The summons was not delivered by a Sheriff, because that section was blank. According to the documents it appears that the seller sued the tenants for eviction stating that there was no rent paid for over six months.

I’m no attorney but reading the legal arguments for relief they appear to be really feeble at best, but my concern is only in a possible default judgment if I don’t respond.

I called my agent who in turn spoke to the seller who stated that he intended to respond but I did not have to. I then requested a copy of his response.

Should I should respond or call the attorney listed to inform them the home is no longer a rental and has changed ownership?

A: It appears from what you indicate that the summons does not list you but rather lists former residents of the home. If you are not on the summons, you probably don’t need to worry.

If you want more information, you should call your own attorney, if you have one, and ask him or her to follow up to make sure that you are not liable in some way.

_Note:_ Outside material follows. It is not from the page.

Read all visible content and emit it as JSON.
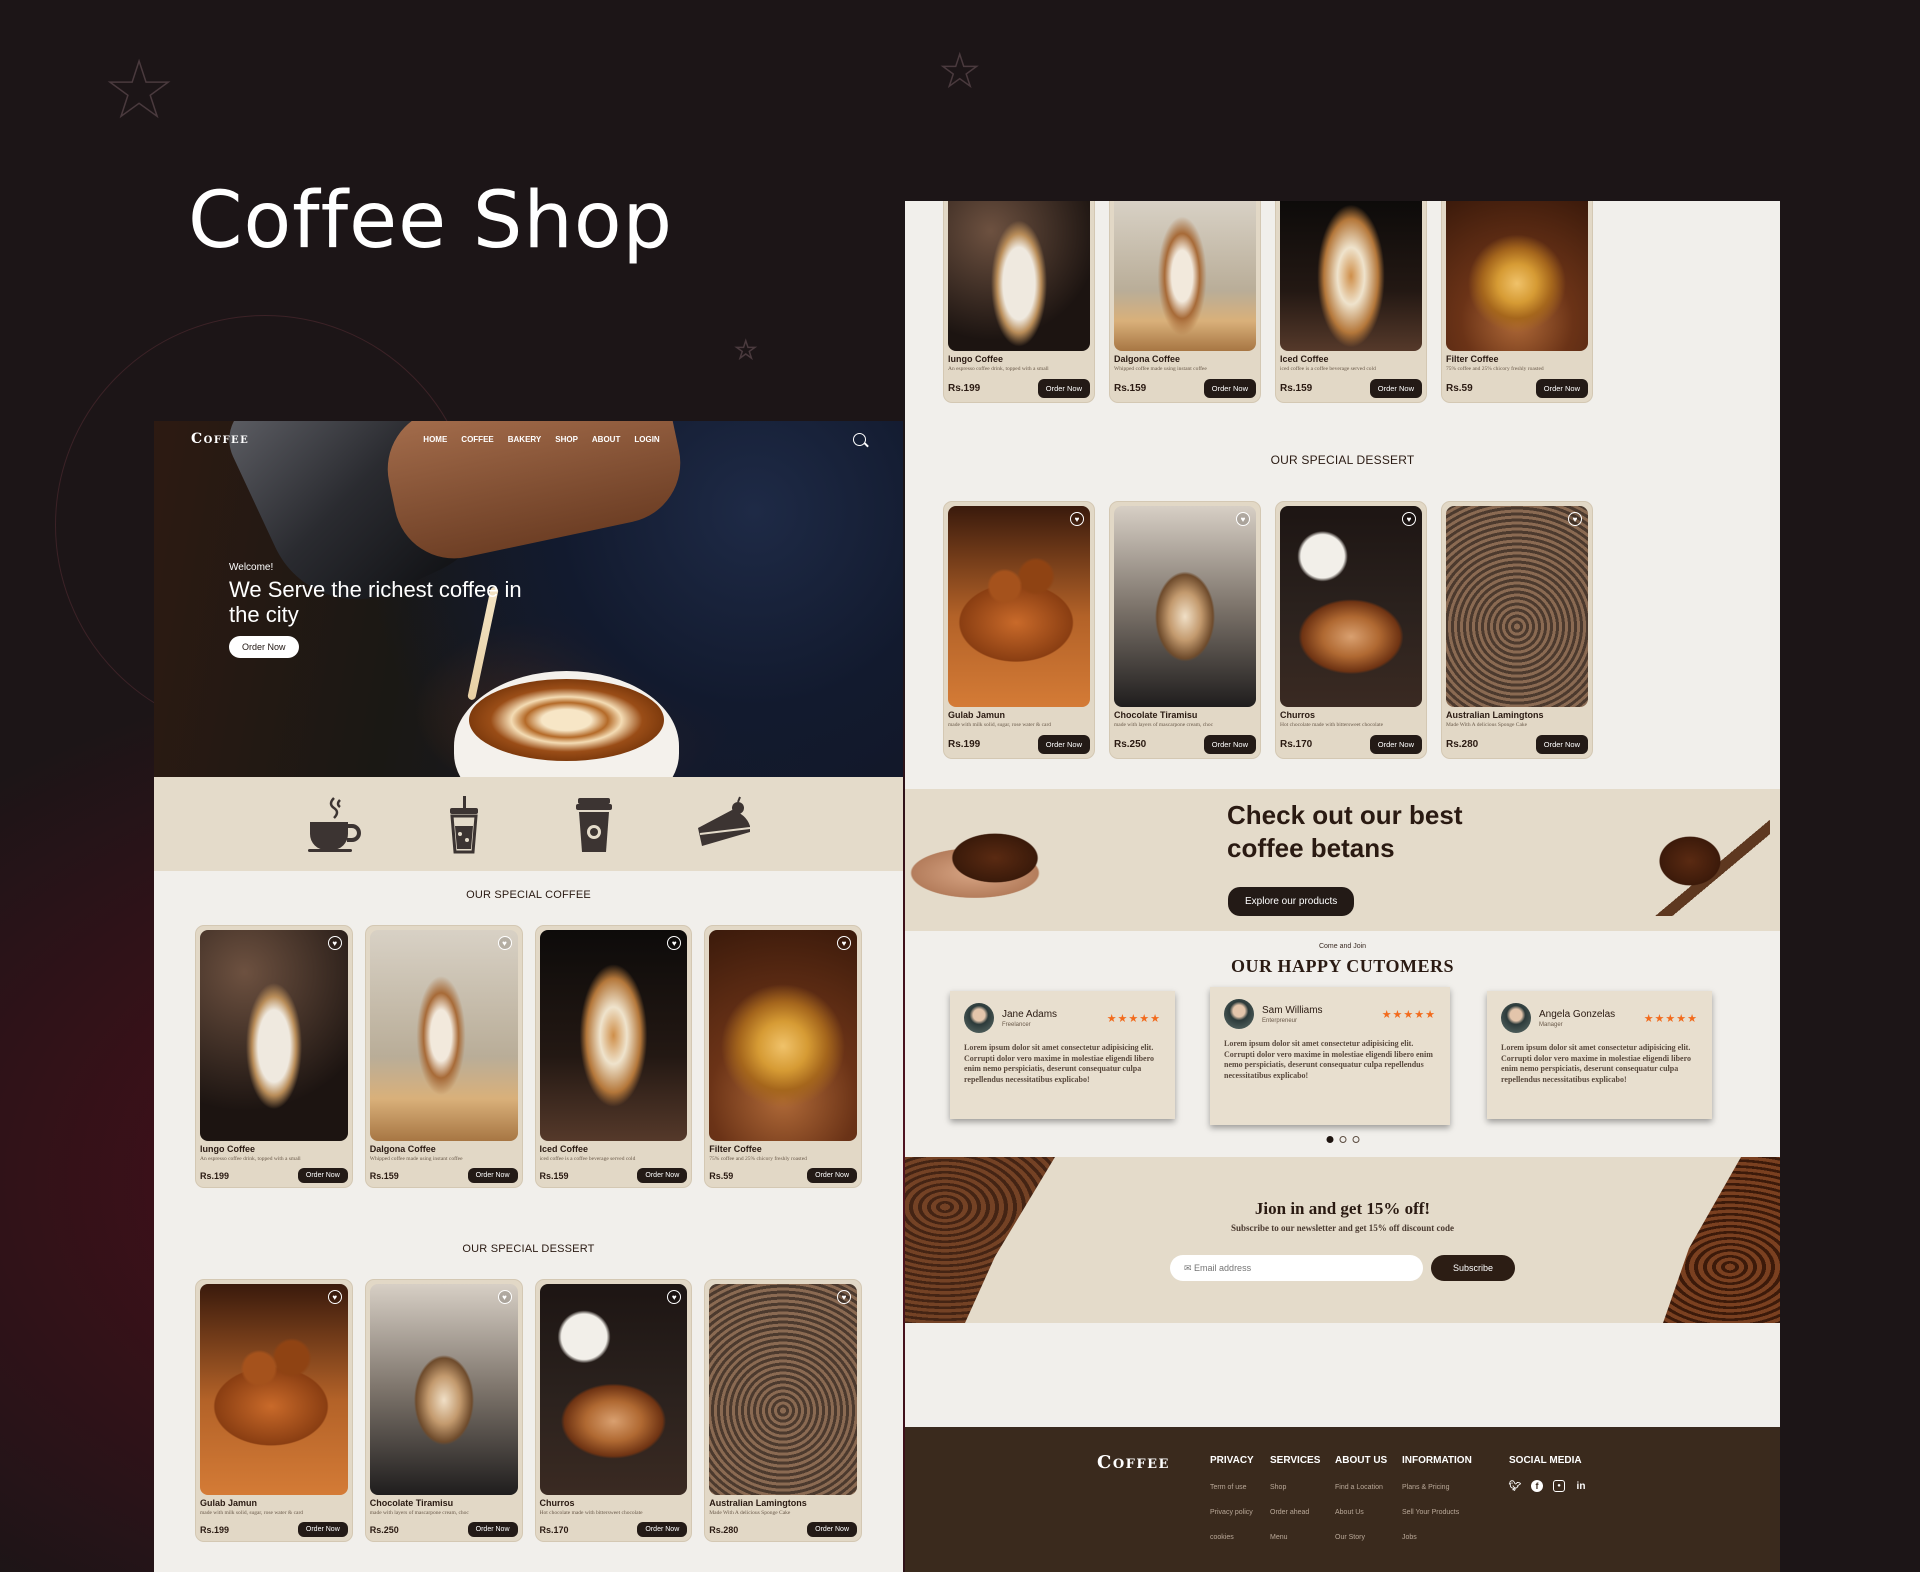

Finally, I hope you bought an owner’s title insurance policy since. It is possible that the person you think is the seller may in fact not be the owner. False owner scams are increasingly prevalent throughout the country. In other words, someone who isn’t the owner may have posed as the property owner in order to sell the property and skim the equity.

If this is the case, you will need to have a conversation with an attorney who can represent your interests in this matter.